Online Advertising WILL be Regulated

Red graphite pencils leaning on stack of thick booksOnline advertising has a major perception problem. Online marketers collect reams of information about everyone, without permission, and profit by using this data to sell advertising. It doesn’t matter what data marketers actually collect and use or if individuals can control the data collection. What matters is perception has turned public opinion, and Congress, against practices in the industry.

Bolstered by reporting like What They Know from the Wall Street Journal, regulatory scrutiny is coming. Whether it is in the form of the FTC regulating based on existing laws (see the case of Chikita as an egregious example) or establishment of new legislation like the Do Not Track proposals in Congress, additional scrutiny and restrictions on online advertising practices are around the corner.

This is coming as the industry finally embraces an attempt at self-regulation, behind the Digital Advertising Alliance and supported by the DMA and IAB. Today’s industry initiatives will not be lost, they will likely become a means for compliance with real regulation. Unlike self-regulation, government regulation will come with real dollar costs, and potentially even criminal charges, for non-compliance.

Self-Regulatory Principles are not Enough
There are too many unscrupulous networks and publishers that will ignore the principles. With a low cost of entry, there is little to stop upstarts from ignoring self-regulation guidelines and avoiding detection through a layer of resellers that turn a blind eye, lacking resources to investigate every inventory source.

Likewise, networks come and go like flies. Today only a small fraction of networks have signed up for the Digital Advertising Alliance’s program, despite industry groups of marketers, publishers and networks mandating compliance in the next few months.

Marketers and Publishers Need to be Liable
Similar to CAN-SPAM, marketers and publishers will have liability. This goes beyond the shaming threatened by the DMA to member companies. Regulation will extend the reach to all companies and financial liability will change the investment and partner decisions marketers and publishers make.

Again, look to CAN-SPAM as an example, and the case of Gevelia, sued for the practices of their affiliates.

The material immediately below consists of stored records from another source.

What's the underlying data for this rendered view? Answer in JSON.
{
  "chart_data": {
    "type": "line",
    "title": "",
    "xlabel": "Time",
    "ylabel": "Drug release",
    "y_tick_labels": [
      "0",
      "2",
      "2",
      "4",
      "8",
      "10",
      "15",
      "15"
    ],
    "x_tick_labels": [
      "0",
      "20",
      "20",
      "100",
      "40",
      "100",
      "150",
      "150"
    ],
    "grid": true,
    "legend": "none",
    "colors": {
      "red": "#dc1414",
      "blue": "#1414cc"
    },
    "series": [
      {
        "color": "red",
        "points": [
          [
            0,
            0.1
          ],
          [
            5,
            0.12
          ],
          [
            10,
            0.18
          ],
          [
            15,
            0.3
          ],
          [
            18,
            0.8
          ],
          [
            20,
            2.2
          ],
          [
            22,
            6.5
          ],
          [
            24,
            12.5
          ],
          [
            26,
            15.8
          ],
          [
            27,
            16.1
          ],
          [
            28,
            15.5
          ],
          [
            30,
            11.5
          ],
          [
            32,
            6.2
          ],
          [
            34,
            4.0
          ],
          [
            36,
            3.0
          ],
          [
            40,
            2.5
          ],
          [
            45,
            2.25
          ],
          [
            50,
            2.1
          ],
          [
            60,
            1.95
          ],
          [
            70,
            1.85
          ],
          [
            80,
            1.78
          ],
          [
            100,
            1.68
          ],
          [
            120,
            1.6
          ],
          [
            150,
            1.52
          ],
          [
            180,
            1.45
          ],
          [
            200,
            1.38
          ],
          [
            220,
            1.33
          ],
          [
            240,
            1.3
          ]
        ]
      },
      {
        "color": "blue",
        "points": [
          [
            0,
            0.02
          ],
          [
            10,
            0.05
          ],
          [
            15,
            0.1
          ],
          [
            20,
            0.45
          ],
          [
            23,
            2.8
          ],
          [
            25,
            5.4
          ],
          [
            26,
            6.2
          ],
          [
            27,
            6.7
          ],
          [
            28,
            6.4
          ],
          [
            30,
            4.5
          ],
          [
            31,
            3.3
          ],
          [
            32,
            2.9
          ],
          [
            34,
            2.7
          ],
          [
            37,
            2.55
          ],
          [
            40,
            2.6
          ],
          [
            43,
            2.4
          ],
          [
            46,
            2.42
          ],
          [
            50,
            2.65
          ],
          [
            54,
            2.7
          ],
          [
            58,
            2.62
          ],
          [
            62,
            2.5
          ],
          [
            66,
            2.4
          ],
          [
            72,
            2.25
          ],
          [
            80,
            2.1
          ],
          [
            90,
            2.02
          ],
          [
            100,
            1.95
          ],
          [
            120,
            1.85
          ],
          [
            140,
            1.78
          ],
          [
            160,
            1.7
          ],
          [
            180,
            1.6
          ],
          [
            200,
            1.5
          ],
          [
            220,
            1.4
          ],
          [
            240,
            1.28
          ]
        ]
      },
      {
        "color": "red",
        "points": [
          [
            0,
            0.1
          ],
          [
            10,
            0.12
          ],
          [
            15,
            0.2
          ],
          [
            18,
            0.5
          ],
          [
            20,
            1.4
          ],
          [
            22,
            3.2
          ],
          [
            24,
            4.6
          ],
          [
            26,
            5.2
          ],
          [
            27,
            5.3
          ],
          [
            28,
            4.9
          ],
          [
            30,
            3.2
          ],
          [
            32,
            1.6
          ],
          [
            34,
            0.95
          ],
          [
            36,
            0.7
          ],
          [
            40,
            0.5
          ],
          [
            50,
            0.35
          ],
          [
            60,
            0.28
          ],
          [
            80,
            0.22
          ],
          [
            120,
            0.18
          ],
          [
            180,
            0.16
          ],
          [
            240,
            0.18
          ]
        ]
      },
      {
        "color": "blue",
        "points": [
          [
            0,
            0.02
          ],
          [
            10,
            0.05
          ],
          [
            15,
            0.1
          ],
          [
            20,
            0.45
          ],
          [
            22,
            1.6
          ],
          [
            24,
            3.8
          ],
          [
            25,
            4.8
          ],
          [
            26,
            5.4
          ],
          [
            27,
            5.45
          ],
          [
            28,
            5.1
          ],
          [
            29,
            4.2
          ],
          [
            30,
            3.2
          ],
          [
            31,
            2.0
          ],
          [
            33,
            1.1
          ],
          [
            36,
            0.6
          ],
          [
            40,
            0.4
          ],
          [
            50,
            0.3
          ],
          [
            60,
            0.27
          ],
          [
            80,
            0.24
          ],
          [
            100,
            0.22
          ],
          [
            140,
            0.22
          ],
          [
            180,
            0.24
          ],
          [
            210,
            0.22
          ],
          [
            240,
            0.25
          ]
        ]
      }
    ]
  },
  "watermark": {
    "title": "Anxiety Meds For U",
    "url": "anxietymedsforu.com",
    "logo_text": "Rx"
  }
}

Regulation with liability will increase compliance over self-regulation. However, regulation will not significantly change the practices of most online marketers. Just as CAN-SPAM imposed new legal requirements but didn’t address the underlying volume of spam, the industry will have a new checklist, and legal and operations groups will review and revise processes. But data collection and profiling will continue, accompanied by a new disclosure and opt-out.

What is your opinion? Will regulation make a big difference in industry practices? If not, what will?